Born outside Montreal in Sweetsburg, Quebec, Lynn Miles grew up in a musical home. Her father played the harmonica and listened to his jazz collection while her mother was a lover of both opera and country music. Miles’ mother recalled once that she knew when Lynn had finally fallen asleep in her crib: Lynn stopped singing. During her elementary school years, Miles learned guitar, violin, flute and piano. She began performing in public at around the age of sixteen and when she was in her early twenties she studied with an opera singer to strengthen her voice and enrolled for a time at Carleton University in Ottawa where she studied classical music history and theory. Years later, Miles put this training to good use while serving as a voice teacher at the Ottawa Folklore Center. While at the center, she taught voice to many students including a then fourteen-year-old Alanis Morrisette. The lessons came just prior to the making of Morrisette’s first album.

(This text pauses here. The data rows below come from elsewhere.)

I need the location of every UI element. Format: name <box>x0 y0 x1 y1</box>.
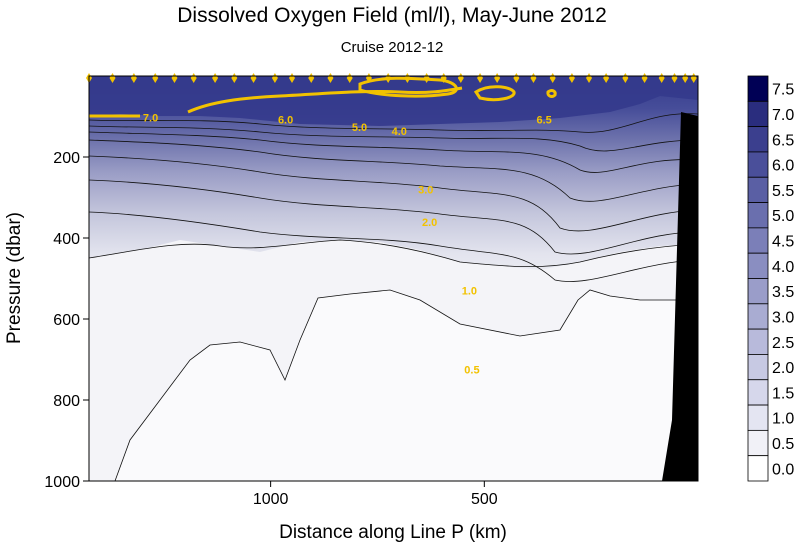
y-tick-label: 400 <box>53 231 80 248</box>
colorbar-swatch <box>747 75 769 102</box>
contour-7-line <box>89 86 463 118</box>
colorbar-label: 0.0 <box>772 461 794 478</box>
colorbar-label: 4.5 <box>772 234 794 251</box>
colorbar-label: 1.0 <box>772 411 794 428</box>
chart-title: Dissolved Oxygen Field (ml/l), May-June … <box>177 4 607 27</box>
y-tick-label: 200 <box>53 150 80 167</box>
colorbar-label: 4.0 <box>772 259 794 276</box>
plot-area <box>89 76 698 481</box>
contour-line <box>89 155 698 232</box>
colorbar-label: 5.5 <box>772 183 794 200</box>
contour-label: 6.0 <box>278 115 293 127</box>
contour-line <box>114 289 698 481</box>
colorbar-swatch <box>747 379 769 406</box>
plot-frame <box>88 75 699 482</box>
colorbar-swatch <box>747 404 769 431</box>
y-axis-label: Pressure (dbar) <box>4 212 25 344</box>
seafloor-mask <box>662 112 698 481</box>
colorbar-swatch <box>747 354 769 381</box>
colorbar-swatch <box>747 227 769 254</box>
contour-label: 3.0 <box>418 184 433 196</box>
colorbar-swatch <box>747 455 769 482</box>
colorbar-label: 2.0 <box>772 360 794 377</box>
colorbar-label: 1.5 <box>772 385 794 402</box>
y-tick-label: 1000 <box>44 474 80 491</box>
chart-subtitle: Cruise 2012-12 <box>341 39 444 56</box>
contour-line <box>89 211 698 282</box>
colorbar-label: 5.0 <box>772 208 794 225</box>
colorbar-swatch <box>747 202 769 229</box>
highlighted-contours <box>89 76 557 118</box>
colorbar-swatch <box>747 151 769 178</box>
colorbar: 7.5 7.0 6.5 6.0 5.5 5.0 4.5 4.0 3.5 3.0 2.5 2.0 1.5 1… <box>747 75 794 482</box>
contour-label: 6.5 <box>536 115 551 127</box>
colorbar-label: 6.0 <box>772 158 794 175</box>
x-axis: 1000 500 <box>253 481 498 508</box>
colorbar-label: 3.5 <box>772 284 794 301</box>
contour-7-loop <box>546 89 557 98</box>
colorbar-swatch <box>747 100 769 128</box>
contour-line <box>89 179 698 255</box>
colorbar-label: 7.0 <box>772 107 794 124</box>
contour-line <box>89 125 698 152</box>
surface-oxygen-band <box>89 76 698 126</box>
colorbar-swatch <box>747 176 769 203</box>
contour-line <box>89 113 698 133</box>
y-axis: 200 400 600 800 1000 <box>44 150 89 491</box>
contour-label: 1.0 <box>462 286 477 298</box>
contour-label: 4.0 <box>392 126 407 138</box>
colorbar-swatch <box>747 278 769 305</box>
colorbar-swatch <box>747 126 769 153</box>
oxygen-minimum-zone <box>115 290 698 481</box>
x-axis-label: Distance along Line P (km) <box>279 522 507 543</box>
y-tick-label: 600 <box>53 312 80 329</box>
contour-label: 7.0 <box>143 113 158 125</box>
contour-lines <box>89 113 698 481</box>
contour-labels: 7.0 6.0 5.0 4.0 6.5 3.0 2.0 1.0 0.5 <box>143 113 552 377</box>
colorbar-label: 3.0 <box>772 309 794 326</box>
contour-label: 0.5 <box>464 365 479 377</box>
colorbar-swatch <box>747 328 769 355</box>
x-tick-label: 500 <box>471 491 498 508</box>
y-tick-label: 800 <box>53 393 80 410</box>
contour-7-loop <box>358 76 458 98</box>
colorbar-label: 0.5 <box>772 436 794 453</box>
colorbar-swatch <box>747 429 769 457</box>
colorbar-label: 6.5 <box>772 132 794 149</box>
colorbar-swatch <box>747 303 769 330</box>
colorbar-label: 2.5 <box>772 335 794 352</box>
x-tick-label: 1000 <box>253 491 289 508</box>
contour-line <box>89 239 698 268</box>
contour-line <box>89 131 698 173</box>
colorbar-label: 7.5 <box>772 82 794 99</box>
contour-label: 2.0 <box>422 217 437 229</box>
contour-label: 5.0 <box>352 122 367 134</box>
contour-line <box>89 139 698 202</box>
colorbar-swatch <box>747 252 769 279</box>
contour-7-loop <box>473 85 516 102</box>
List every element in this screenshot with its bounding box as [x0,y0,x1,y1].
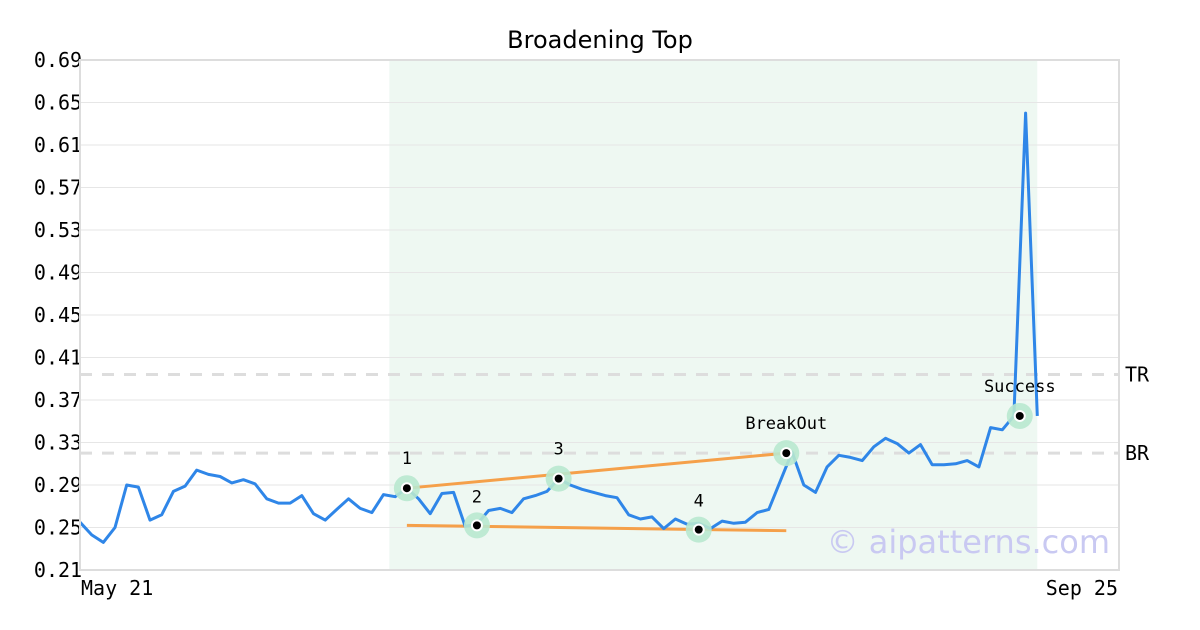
pivot-label-4: 4 [694,492,704,512]
watermark-text: © aipatterns.com [827,523,1110,561]
y-tick-label: 0.53 [34,218,82,242]
y-tick-label: 0.65 [34,91,82,115]
upper-trendline [406,451,787,490]
y-tick-label: 0.41 [34,346,82,370]
x-tick-label: Sep 25 [1046,576,1118,600]
pivot-point-3 [552,472,565,485]
pivot-point-1 [400,482,413,495]
pivot-label-3: 3 [554,440,564,460]
level-label-br: BR [1125,441,1150,465]
y-tick-label: 0.37 [34,388,82,412]
y-tick-label: 0.69 [34,48,82,72]
y-tick-label: 0.29 [34,473,82,497]
pivot-point-4 [692,523,705,536]
pivot-label-1: 1 [402,449,412,469]
pivot-point-2 [470,519,483,532]
y-tick-label: 0.57 [34,176,82,200]
y-tick-label: 0.25 [34,516,82,540]
pivot-label-success: Success [984,377,1056,397]
y-tick-label: 0.33 [34,431,82,455]
x-tick-label: May 21 [81,576,153,600]
y-tick-label: 0.49 [34,261,82,285]
chart-title: Broadening Top [507,26,693,54]
pivot-point-breakout [780,447,793,460]
y-tick-label: 0.45 [34,303,82,327]
pivot-label-2: 2 [472,487,482,507]
level-label-tr: TR [1125,363,1150,387]
pivot-label-breakout: BreakOut [745,414,827,434]
pivot-point-success [1013,409,1026,422]
plot-frame [79,59,1120,571]
y-tick-label: 0.61 [34,133,82,157]
y-tick-label: 0.21 [34,558,82,582]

Though Miles had been writing her own songs since the age of 10, she didn’t end up recording any of her own material until 1987 when she cut 9 original compositions for a demo at Happyrock Studio in Ottawa. An avid reader and music-lover, those early recordings were inspired by the books she loved to read, and the music she listened to on the radio. Miles continues to draw inspiration from music and literature to this day. On her latest album, Love Sweet Love for example, the opening track, “Flames of Love,” was inspired by a long period of reading Sufi poetry. "I’m fascinated by the way the Sufis write about love," Miles says. "Their love is spiritual, and I reinterpreted it and wrote ‘Flames of Love,’ about jumping in the fire, Lynn Miles letting go and not being afraid and letting it get hot and not caring about what other people think. Just really going for it." The idea – and the song itself – is exhilarating and exciting, yet full of hidden corners and alleyways from where the joy can be blindsided without notice. But as Miles notes, "You don't learn from happiness."

If that's true, one gets the sense that Miles has learned a lot. In a career that has seen her move from Ottawa to Nashville to Los Angeles and back to Ottawa, and release albums as varied as the slick Night in a Strange Town (co-produced by Larry Klein, of Shawn Colvin and Joni Mitchell fame, and featuring renowned west-coast studio musicians David Piltch, Dean Parks, John Cody and Tal Bergman) and the stark Unravel, Miles has consistently been unflinching in putting it all out there: the unbridled ecstasy of new-found love, the fragile process of sweeping up the pieces when it breaks.

The accolades, meanwhile, continue to pour in. Her 1996 album, Slightly Haunted, was a Billboard Top 10 Pick of the Year. Unravel (released 2001) was praised by critics – All Music Guide describing it as "sounding as if it's been produced by Daniel Lanois in an Appalachian town" and "a diamond in the rough." Canadian folk-music icon Valdy once said, "I'm sorry for all the heartache she has to go through in order to get those juices going, but, yeah, she's marvelous." The New York Times may have said it best: "Lynn Miles makes being forlorn sound like a state of grace."

Her latest album, Love Sweet Love (Red House Records), is a road album. Songs like “Night Drive”, “Sweet and Tender Heart”, “8 Hour Drive” and “Never Coming Back” trace the metaphorical journey of the human heart, sketching a roadmap of modern relationships and heartache. Miles recorded Love Sweet Love with a first-rate collection of Canadian musicians: Unravel producer, guitarist, longtime-friend and collaborator Ian LeFeuvre and drummer Peter Von Althen (both of the Canadian band Starling); Chelsea Bridge double-bassist John Geggiem; Prairie Oyster guitarist Keith Glass and violinist James Stephens all lend their talents to Love Sweet Love. The result of this collaboration is a warm, hopeful sound in perfect harmony with Miles’ smart, heartbreaking lyrics.